Jiayu Lu, Feike A. Dijkstra, Peng Wang, Weixin Cheng
Soil biology & biochemistry 2019 v.134 pp. 42-53
C3 plants, Leymus chinensis, Medicago sativa, Stipa grandis, carbon dioxide, dissolved organic carbon, exudation, microbial biomass, nitrogen, perennials, rhizosphere, roots, soil, soil minerals, soil organic matter, stable isotopes, structural equation modeling, tracer techniques
The rhizosphere priming effect (RPE) is increasingly recognized as an important factor in mediating soil organic matter (SOM) decomposition, which influences the CO2 release from terrestrial systems to the atmosphere.
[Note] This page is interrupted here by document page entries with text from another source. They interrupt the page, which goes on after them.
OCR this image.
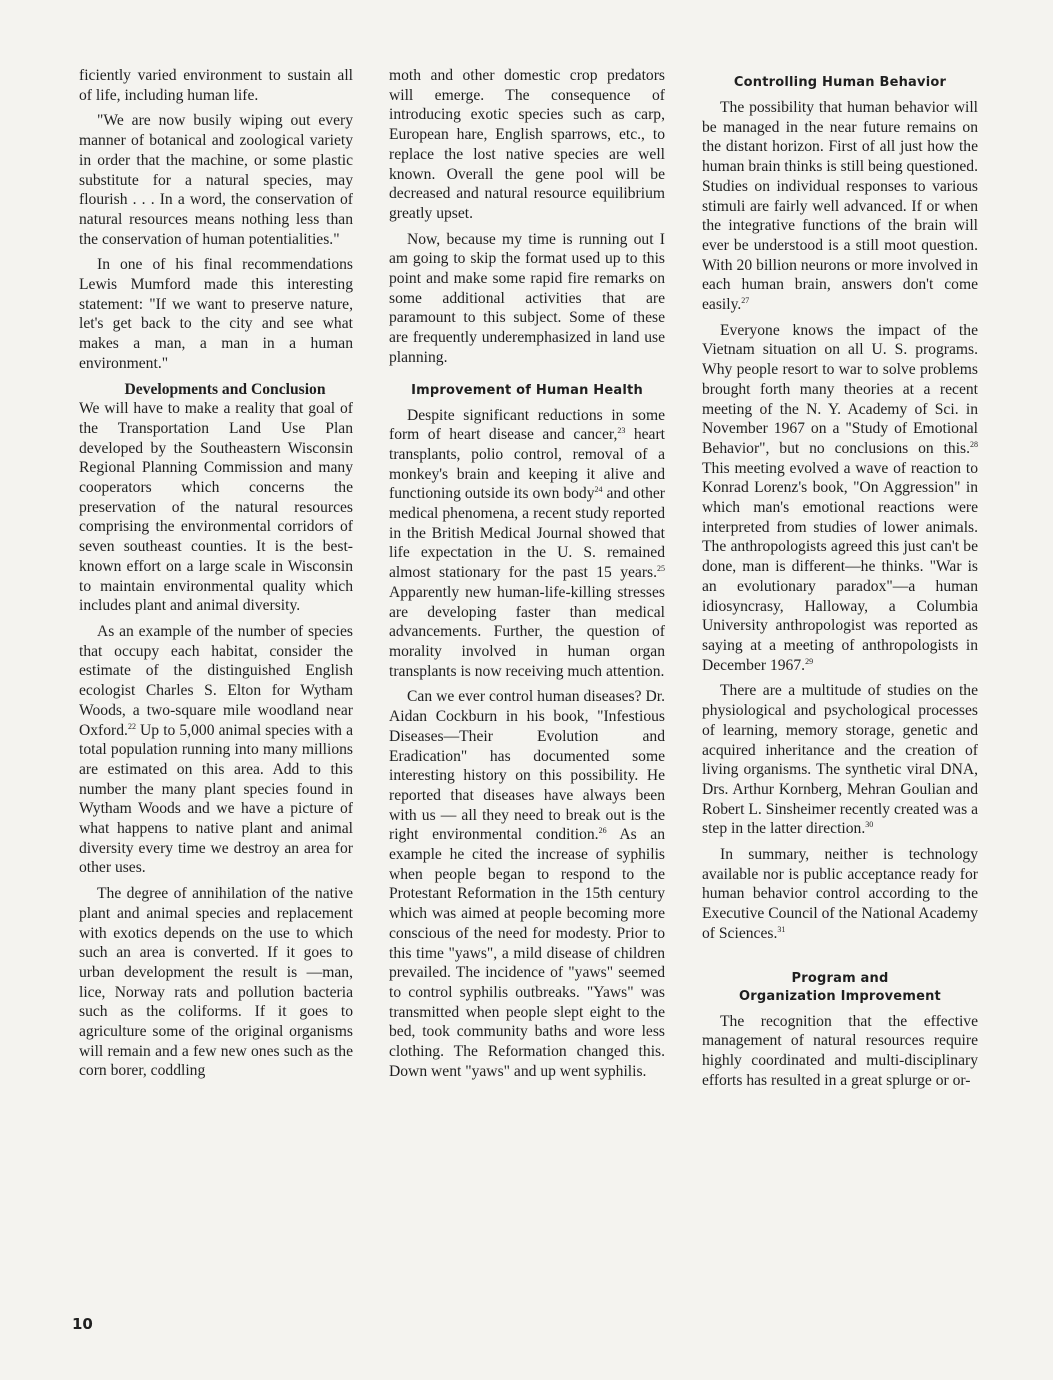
ficiently varied environment to sustain all of life, including human life.

"We are now busily wiping out every manner of botanical and zoological variety in order that the machine, or some plastic substitute for a natural species, may flourish . . . In a word, the conservation of natural resources means nothing less than the conservation of human potentialities."

In one of his final recommendations Lewis Mumford made this interesting statement: "If we want to preserve nature, let's get back to the city and see what makes a man, a man in a human environment."

Developments and Conclusion

We will have to make a reality that goal of the Transportation Land Use Plan developed by the Southeastern Wisconsin Regional Planning Commission and many cooperators which concerns the preservation of the natural resources comprising the environmental corridors of seven southeast counties. It is the best-known effort on a large scale in Wisconsin to maintain environmental quality which includes plant and animal diversity.

As an example of the number of species that occupy each habitat, consider the estimate of the distinguished English ecologist Charles S. Elton for Wytham Woods, a two-square mile woodland near Oxford.$^{22}$ Up to 5,000 animal species with a total population running into many millions are estimated on this area. Add to this number the many plant species found in Wytham Woods and we have a picture of what happens to native plant and animal diversity every time we destroy an area for other uses.

The degree of annihilation of the native plant and animal species and replacement with exotics depends on the use to which such an area is converted. If it goes to urban development the result is —man, lice, Norway rats and pollution bacteria such as the coliforms. If it goes to agriculture some of the original organisms will remain and a few new ones such as the corn borer, coddling

moth and other domestic crop predators will emerge. The consequence of introducing exotic species such as carp, European hare, English sparrows, etc., to replace the lost native species are well known. Overall the gene pool will be decreased and natural resource equilibrium greatly upset.

Now, because my time is running out I am going to skip the format used up to this point and make some rapid fire remarks on some additional activities that are paramount to this subject. Some of these are frequently underemphasized in land use planning.

Improvement of Human Health

Despite significant reductions in some form of heart disease and cancer,$^{23}$ heart transplants, polio control, removal of a monkey's brain and keeping it alive and functioning outside its own body$^{24}$ and other medical phenomena, a recent study reported in the British Medical Journal showed that life expectation in the U. S. remained almost stationary for the past 15 years.$^{25}$ Apparently new human-life-killing stresses are developing faster than medical advancements. Further, the question of morality involved in human organ transplants is now receiving much attention.

Can we ever control human diseases? Dr. Aidan Cockburn in his book, "Infestious Diseases—Their Evolution and Eradication" has documented some interesting history on this possibility. He reported that diseases have always been with us — all they need to break out is the right environmental condition.$^{26}$ As an example he cited the increase of syphilis when people began to respond to the Protestant Reformation in the 15th century which was aimed at people becoming more conscious of the need for modesty. Prior to this time "yaws", a mild disease of children prevailed. The incidence of "yaws" seemed to control syphilis outbreaks. "Yaws" was transmitted when people slept eight to the bed, took community baths and wore less clothing. The Reformation changed this. Down went "yaws" and up went syphilis.

Controlling Human Behavior

The possibility that human behavior will be managed in the near future remains on the distant horizon. First of all just how the human brain thinks is still being questioned. Studies on individual responses to various stimuli are fairly well advanced. If or when the integrative functions of the brain will ever be understood is a still moot question. With 20 billion neurons or more involved in each human brain, answers don't come easily.$^{27}$

Everyone knows the impact of the Vietnam situation on all U. S. programs. Why people resort to war to solve problems brought forth many theories at a recent meeting of the N. Y. Academy of Sci. in November 1967 on a "Study of Emotional Behavior", but no conclusions on this.$^{28}$ This meeting evolved a wave of reaction to Konrad Lorenz's book, "On Aggression" in which man's emotional reactions were interpreted from studies of lower animals. The anthropologists agreed this just can't be done, man is different—he thinks. "War is an evolutionary paradox"—a human idiosyncrasy, Halloway, a Columbia University anthropologist was reported as saying at a meeting of anthropologists in December 1967.29

There are a multitude of studies on the physiological and psychological processes of learning, memory storage, genetic and acquired inheritance and the creation of living organisms. The synthetic viral DNA, Drs. Arthur Kornberg, Mehran Goulian and Robert L. Sinsheimer recently created was a step in the latter direction.$^{30}$

In summary, neither is technology available nor is public acceptance ready for human behavior control according to the Executive Council of the National Academy of Sciences.$^{31}$

Program and
Organization Improvement

The recognition that the effective management of natural resources require highly coordinated and multi-disciplinary efforts has resulted in a great splurge or or-

10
However, little is known about the long-term RPE of non-woody perennial species and the physical mechanisms underlying the RPE. Here the RPEs of three non-woody perennials (Stipa grandis, Leymus chinensis, Medicago sativa) differing in root traits and exudation were quantified using a natural 13C tracer method (C3 plant - C4 soil system) during a 476-day experiment. The results indicated that all plant species showed positive RPEs, with M. sativa showing the largest RPE and S. grandis the smallest RPE. Differences in the RPEs between species are likely associated with differences in root biomass, length, and exudates. Furthermore, the positive RPEs of the three species increased continuously with sampling time, indicating the long-term nature of the RPE. Results from structural equation modeling indicated that plant roots accelerated SOM decomposition via three mechanisms. The first mechanism (biological) was through the positive effect on dissolved organic C and microbial biomass C by the presence of the rhizosphere, consistent with the microbial activation hypothesis. The second mechanism (biological) was where plant roots significantly reduced soil mineral N and in turn promoted SOM decomposition, providing support for the microbial N-mining hypothesis. The third mechanism (physical) was where plant roots caused a net positive effect on SOM decomposition through net destruction of macroaggregates possibly as a result of high root length density and the associated drying-rewetting cycles. Overall, this study provides the first experimental evidence for the aggregate destruction hypothesis as a physical mechanism causing the RPE and highlights the importance of multiple mechanisms of the RPE on long-term SOM decomposition.